Die Norm (Fahrerlaubnisverordnung) und die Rechtsprechung räumen den Verwaltungsbehörden einen extrem großen Ermessensspielraum ein, wenn es um Zweifel an der generellen Fahreignung geht. Die Behörden können Zweifel an der Fahreignung bei „schweren Erkrankungen“, hier unter Umständen der Verdacht auf eine Sucht- und Abhängigkeitsproblematik, oder bei erheblichen oder wiederholten Regelverstößen (§2 StVG Abs.4) begründen.

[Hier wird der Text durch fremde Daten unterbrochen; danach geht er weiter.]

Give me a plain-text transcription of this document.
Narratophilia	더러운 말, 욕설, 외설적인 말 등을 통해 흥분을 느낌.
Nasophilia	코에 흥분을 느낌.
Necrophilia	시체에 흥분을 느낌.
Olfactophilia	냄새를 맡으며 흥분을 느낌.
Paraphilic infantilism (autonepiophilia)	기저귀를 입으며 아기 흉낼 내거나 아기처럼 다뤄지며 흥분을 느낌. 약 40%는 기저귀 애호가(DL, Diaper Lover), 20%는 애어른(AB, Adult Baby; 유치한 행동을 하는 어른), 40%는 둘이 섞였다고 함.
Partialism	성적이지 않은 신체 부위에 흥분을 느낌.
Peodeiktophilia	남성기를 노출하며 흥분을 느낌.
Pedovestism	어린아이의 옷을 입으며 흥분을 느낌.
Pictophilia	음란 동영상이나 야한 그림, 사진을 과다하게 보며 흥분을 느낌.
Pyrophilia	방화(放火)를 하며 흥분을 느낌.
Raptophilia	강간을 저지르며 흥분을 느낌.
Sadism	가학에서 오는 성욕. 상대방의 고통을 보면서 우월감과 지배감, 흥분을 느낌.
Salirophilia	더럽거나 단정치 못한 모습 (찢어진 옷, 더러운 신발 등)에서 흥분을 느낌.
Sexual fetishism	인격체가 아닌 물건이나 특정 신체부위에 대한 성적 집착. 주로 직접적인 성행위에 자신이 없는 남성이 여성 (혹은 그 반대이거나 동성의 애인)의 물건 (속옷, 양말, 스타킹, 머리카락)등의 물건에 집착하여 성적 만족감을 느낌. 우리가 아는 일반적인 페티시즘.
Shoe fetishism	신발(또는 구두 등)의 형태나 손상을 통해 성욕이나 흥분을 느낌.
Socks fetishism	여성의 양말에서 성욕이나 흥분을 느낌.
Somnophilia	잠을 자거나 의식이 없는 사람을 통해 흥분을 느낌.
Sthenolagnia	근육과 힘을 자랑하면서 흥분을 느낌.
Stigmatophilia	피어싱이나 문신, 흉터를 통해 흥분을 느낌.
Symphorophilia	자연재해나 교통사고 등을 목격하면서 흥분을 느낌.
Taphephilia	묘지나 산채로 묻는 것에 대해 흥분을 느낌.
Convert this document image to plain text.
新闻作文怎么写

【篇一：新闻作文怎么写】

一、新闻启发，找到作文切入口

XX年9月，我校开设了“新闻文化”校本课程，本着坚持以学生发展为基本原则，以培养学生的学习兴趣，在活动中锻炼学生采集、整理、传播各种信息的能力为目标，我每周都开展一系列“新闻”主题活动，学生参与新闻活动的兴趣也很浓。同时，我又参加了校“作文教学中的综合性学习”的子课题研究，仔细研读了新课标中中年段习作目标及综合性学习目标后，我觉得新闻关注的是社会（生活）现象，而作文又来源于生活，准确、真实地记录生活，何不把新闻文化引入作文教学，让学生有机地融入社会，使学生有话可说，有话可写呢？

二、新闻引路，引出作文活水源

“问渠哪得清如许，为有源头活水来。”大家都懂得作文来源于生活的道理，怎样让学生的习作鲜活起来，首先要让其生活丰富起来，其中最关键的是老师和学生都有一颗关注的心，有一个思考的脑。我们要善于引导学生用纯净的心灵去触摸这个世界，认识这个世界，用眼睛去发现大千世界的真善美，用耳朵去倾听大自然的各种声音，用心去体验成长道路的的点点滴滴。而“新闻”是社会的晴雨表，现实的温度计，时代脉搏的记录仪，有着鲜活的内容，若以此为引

In der Praxis trifft es sehr oft auch Menschen, die zwischen Rausch und Fahrt trennen können, wie der uns vorliegende Fall aus Bonn zeigt. Der Betroffene wurde im Rahmen einer Verkehrskontrolle im Oktober 2020 mit Verdacht auf eine Drogenfahrt zu einer Blutprobe mitgenommen, bei welcher Werte von 0,7 ng/ml THC/Serum und 25 ng/ml COOH/Serum festgestellt wurden.

Im Folgenden wurde der Betroffene zu einer MPU aufgefordert und mit dieser Fragestellung konfrontiert:

“Kann Herr XXXX trotz der Hinweise auf gelegentlichen Cannabiskonsum sowie der bekannten Verkehrsteilnahmen unter Cannabiseinfluss ein Kraftfahrzeug der Gruppe 1 sicher führen und verfügt er insbesondere über das erforderliche Trennungsvermögen zwischen Konsum und Fahren im Sinne der Ziffer 9.2.2 der Anlage 4 zur Fahrerlaubnisverordnung”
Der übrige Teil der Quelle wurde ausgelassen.